ML estimation
Let K be a Poisson random variable with parameter λ: its PMF is
pK(k;λ)=λke−λk!,for k=0,1,2,….
What is the ML estimate of λ based on a single observation K=k? (Your answer should be an algebraic function of k using standard notation.)
unanswered
Answer = k
The maximum likelihood (ML) estimate of λ based on a single observation K=k can be found by maximizing the likelihood function.
The likelihood function is defined as the probability of observing the given data, assuming a particular value for the parameter. In this case, it is the probability of observing K=k given the parameter λ.

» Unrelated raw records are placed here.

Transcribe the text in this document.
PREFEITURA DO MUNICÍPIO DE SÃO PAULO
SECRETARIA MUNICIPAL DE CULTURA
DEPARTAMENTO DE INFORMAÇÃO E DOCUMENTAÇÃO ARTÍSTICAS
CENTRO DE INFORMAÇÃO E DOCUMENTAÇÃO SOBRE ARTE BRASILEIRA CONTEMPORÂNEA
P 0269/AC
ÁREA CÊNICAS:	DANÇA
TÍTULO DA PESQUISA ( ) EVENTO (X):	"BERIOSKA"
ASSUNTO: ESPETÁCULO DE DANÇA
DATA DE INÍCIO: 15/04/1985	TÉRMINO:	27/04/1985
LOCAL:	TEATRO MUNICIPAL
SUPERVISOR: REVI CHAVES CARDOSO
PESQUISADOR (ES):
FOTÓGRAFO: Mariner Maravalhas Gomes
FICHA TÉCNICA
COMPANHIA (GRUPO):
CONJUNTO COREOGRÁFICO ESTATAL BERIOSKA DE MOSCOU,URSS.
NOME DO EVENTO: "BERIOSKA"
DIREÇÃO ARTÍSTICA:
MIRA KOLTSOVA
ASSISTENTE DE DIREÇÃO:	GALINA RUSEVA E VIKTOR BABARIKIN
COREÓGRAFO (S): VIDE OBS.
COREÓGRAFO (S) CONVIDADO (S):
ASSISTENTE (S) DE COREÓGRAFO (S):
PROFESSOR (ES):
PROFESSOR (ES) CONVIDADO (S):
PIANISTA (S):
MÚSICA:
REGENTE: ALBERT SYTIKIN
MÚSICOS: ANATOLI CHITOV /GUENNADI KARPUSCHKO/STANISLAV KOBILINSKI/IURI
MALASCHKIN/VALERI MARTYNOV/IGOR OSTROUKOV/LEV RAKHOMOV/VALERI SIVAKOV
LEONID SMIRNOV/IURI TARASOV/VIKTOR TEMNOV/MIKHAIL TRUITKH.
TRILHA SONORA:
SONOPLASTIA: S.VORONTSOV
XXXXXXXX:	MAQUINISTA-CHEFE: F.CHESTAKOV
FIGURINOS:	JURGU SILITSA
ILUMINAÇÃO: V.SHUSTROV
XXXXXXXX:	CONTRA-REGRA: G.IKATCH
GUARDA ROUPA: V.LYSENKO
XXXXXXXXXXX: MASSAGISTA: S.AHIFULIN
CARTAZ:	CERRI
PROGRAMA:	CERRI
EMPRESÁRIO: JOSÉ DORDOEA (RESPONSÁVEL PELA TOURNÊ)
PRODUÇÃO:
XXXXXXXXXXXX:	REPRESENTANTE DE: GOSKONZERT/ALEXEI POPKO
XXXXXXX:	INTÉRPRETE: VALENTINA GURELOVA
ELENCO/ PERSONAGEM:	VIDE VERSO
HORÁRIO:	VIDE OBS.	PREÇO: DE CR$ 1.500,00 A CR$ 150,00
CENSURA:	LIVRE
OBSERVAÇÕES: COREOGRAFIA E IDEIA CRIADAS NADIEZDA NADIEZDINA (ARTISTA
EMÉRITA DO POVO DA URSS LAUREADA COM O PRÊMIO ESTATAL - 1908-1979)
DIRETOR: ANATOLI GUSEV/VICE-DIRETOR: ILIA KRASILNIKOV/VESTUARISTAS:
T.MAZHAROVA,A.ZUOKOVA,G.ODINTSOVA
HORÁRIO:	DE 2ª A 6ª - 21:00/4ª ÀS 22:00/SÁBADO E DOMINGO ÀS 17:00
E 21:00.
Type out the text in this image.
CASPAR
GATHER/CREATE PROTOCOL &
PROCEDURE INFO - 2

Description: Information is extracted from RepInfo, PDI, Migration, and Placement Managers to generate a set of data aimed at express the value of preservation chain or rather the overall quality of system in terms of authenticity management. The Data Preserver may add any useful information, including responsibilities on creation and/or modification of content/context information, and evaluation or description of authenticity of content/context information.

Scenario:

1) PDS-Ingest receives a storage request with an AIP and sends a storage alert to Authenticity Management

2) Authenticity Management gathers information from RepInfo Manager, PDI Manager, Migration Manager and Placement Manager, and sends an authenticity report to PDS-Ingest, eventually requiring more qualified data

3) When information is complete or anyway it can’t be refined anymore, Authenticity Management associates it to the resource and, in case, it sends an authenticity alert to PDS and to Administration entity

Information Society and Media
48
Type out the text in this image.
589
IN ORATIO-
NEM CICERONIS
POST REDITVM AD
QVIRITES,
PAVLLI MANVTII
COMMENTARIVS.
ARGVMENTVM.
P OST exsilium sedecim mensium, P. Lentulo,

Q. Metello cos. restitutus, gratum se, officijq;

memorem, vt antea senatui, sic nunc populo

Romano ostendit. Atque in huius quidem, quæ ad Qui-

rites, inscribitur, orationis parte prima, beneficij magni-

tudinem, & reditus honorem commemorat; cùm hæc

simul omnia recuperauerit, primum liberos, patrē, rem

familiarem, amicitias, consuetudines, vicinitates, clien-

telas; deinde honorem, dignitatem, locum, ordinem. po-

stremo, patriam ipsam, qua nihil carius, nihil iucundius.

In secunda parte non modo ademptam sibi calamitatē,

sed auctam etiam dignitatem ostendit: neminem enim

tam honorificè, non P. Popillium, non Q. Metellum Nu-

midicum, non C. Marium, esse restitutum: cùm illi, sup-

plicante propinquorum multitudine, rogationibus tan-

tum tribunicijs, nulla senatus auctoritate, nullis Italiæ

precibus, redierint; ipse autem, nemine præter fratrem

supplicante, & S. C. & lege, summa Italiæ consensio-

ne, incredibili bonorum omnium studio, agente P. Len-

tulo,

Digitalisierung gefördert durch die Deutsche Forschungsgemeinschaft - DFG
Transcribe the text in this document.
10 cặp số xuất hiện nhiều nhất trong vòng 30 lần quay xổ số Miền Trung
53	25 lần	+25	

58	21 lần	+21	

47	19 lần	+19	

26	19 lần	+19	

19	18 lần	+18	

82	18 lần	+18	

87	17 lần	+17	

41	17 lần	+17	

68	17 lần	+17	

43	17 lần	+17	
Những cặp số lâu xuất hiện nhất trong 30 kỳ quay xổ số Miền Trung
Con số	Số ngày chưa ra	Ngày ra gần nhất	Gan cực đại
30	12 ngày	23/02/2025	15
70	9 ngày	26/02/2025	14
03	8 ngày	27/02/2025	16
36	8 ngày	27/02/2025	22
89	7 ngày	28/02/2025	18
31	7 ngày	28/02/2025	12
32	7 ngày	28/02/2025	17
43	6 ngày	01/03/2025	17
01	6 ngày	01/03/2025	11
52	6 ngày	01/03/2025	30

The likelihood function L(λ|k) is given by:
L(λ|k) = pK(k;λ) = λ^k * e^(-λ) / k!
To find the ML estimate of λ, we need to find the value of λ that maximizes this likelihood function. This can be done by taking the derivative of the likelihood function with respect to λ and setting it equal to zero.
∂L(λ|k) / ∂λ = 0
Differentiating the likelihood function with respect to λ, we get:
∂L(λ|k) / ∂λ = kλ^(k-1) * e^(-λ) / k! - λ^k * e^(-λ) / k! = 0
Simplifying further, we can cancel out the common terms:
kλ^(k-1) - λ^k = 0
Factoring out λ^(k-1), we get:
λ^(k-1) * (k - λ) = 0
To satisfy this equation, either λ^(k-1) = 0 or (k - λ) = 0. Since λ cannot be zero, we have:
k - λ = 0
Solving for λ, we find:
λ = k
Therefore, the ML estimate of λ based on a single observation K=k is λ = k.
To find the maximum likelihood (ML) estimate of λ based on a single observation K=k, we need to maximize the likelihood function L(λ), which is the probability mass function (PMF) of the Poisson distribution.
The likelihood function L(λ) is given by:
L(λ) = pK(k; λ) = λ^k * e^(-λ) / k!
To find the maximum, we can take the derivative with respect to λ and set it equal to zero:
dL(λ)/dλ = 0
To simplify the calculation, let's take the natural logarithm of the likelihood function and find the maximum of the log-likelihood instead:
ln L(λ) = ln(λ^k * e^(-λ) / k!) = k * ln(λ) - λ - ln(k!)
Taking the derivative of ln L(λ) with respect to λ:
d(ln L(λ))/dλ = k/λ - 1
Setting the derivative equal to zero and solving for λ:
k/λ - 1 = 0
k = λ
Therefore, the ML estimate of λ based on a single observation K=k is λ = k.